Chroniques

par bertrand bolognesi

Sextuor des Berliner Philharmoniker
œuvres de Borodine, Glière, Rimski-Korsakov et Tchaïkovski

Auditorium du Musée d'Orsay, Paris
- 18 octobre 2005
Nikolaï Rimski-Korsakov, à l'honneur de ce concert chambriste
© dr

Depuis un mois, le Musée d'Orsay expose L'Art russe dans la seconde moitié du XIXe siècle, présentant au public parisien l'occasion d'approfondir son approche d'une peinture passionnante, mais aussi de découvrir l'activité importante des photographes d'alors. Tout naturellement, l'événement est accompagné par la projection de nombreux films (du 18 novembre au 18 décembre) et par une Saison russe de concerts à l'Auditorium.

Du Sextuor à cordes d’Alexandre Borodine, on n'a retrouvé que deux mouvements. Les musiciens berlinois donnent à l'Allegro un départ flamboyant, dans une sonorité généreuse, réservant une tendresse plus délicate à la déclinaison suivante, dans une mobilité bienvenue du tempo. Bien qu'à la grande fraîcheur de cette page répond une gracieuse articulation, des soucis de justesse commencent à poindre. L'Andante est pris dans une sonorité plus frêle, renvoyant potentiellement à la musique populaire, non sans une certaine élégance.

C'est par une plénitude virevoltante que les instrumentistes font honneur aux premières mesures de l'Allegro vivace du Sextuor en la majeur de Nikolaï Rimski-Korsakov [photo]. En revanche, dans la suite du mouvement, le jeu est d'une ingrate raideur ; il semble qu'on puisse y danser plus. Il reste difficile de trouver un équilibre dans le sextuor, tant pour les interprètes que pour les compositeurs ; ce soir, les uns et les autres ne convainquent guère. Une certaine rugosité caractérise le Rondo fugato, venant comme mordre la corde. Malheureusement, au legatissimo remarquable de ses entrelacs s'oppose une réalisation trop approximative. Indéniablement, la formation bénéficie de forces comme de faiblesses : ainsi la précision et l'élégance de jeux de Martin Ostertag et Ori Kam, premier violoncelle (poignante introduction de l'Andante) et deuxième alto (pas de véritables coups d'éclat, mais une stature égale à elle-même et endurante), se trouvent-elles malencontreusement contrepointées par la maladresse et l'inexactitude de Wilfried Strehle et Rainer Kussmaul, premier alto et premier violon, ce dernier poussant jusqu'à la disgrâce l'expressivité du début du Scherzo. Pour finir, un manque évident de relief grève l'Allegro molto qu'un tempo plus rapide servirait mieux. Cette première partie déçoit.

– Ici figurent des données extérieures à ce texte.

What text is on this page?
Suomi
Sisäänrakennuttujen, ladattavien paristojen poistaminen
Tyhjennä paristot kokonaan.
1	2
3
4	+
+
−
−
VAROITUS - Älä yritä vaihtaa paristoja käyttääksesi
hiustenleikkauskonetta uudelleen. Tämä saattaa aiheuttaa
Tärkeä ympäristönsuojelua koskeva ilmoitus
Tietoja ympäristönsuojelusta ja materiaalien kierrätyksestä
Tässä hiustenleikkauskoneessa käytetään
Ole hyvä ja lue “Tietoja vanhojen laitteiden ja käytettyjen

Avec la musique de Reinhold Glière, abordons d'autres temps du parcours russe. On est assurément dans la génération des Rachmaninov, Medtner, etc. Écrit en 1904, le Sextuor Op.7 n°2 débute par les échanges entre une mélopée « triste à faire pleurer les pierres », comme dirait Golaud, et une canzonetta à caractère faussement populaire, d'un Andante romantique, héritier de Tchaïkovski. Les artistes en accusent plus franchement les contrastes, tout en révélant par endroit un phrasé précieux, pour une expressivité mieux maîtrisée. Dans le second Andante, plus cantabile, où l'on décèle des réminiscences du Souvenir de Florence et d'Eugène Onéguine, les longs et redoutables pianissimi sont superbement réalisés. Pour l'exécution de cette œuvre, le choix de sonorité s'avère plus orchestrale. Regrettons que le Vivace (troisième mouvement) soit ici tout juste un Allegro molto dont la lenteur annule toute l'effervescence qui ne se laisse plus qu'à peine deviner. C'est dans une pâte puissante au lyrisme exacerbé que le Sextuor de la Philharmonie de Berlin donne le Finale, ne manquant pas de caresser d'une exquise douceur la transition centrale avant la relance fuguée du nouveau développement.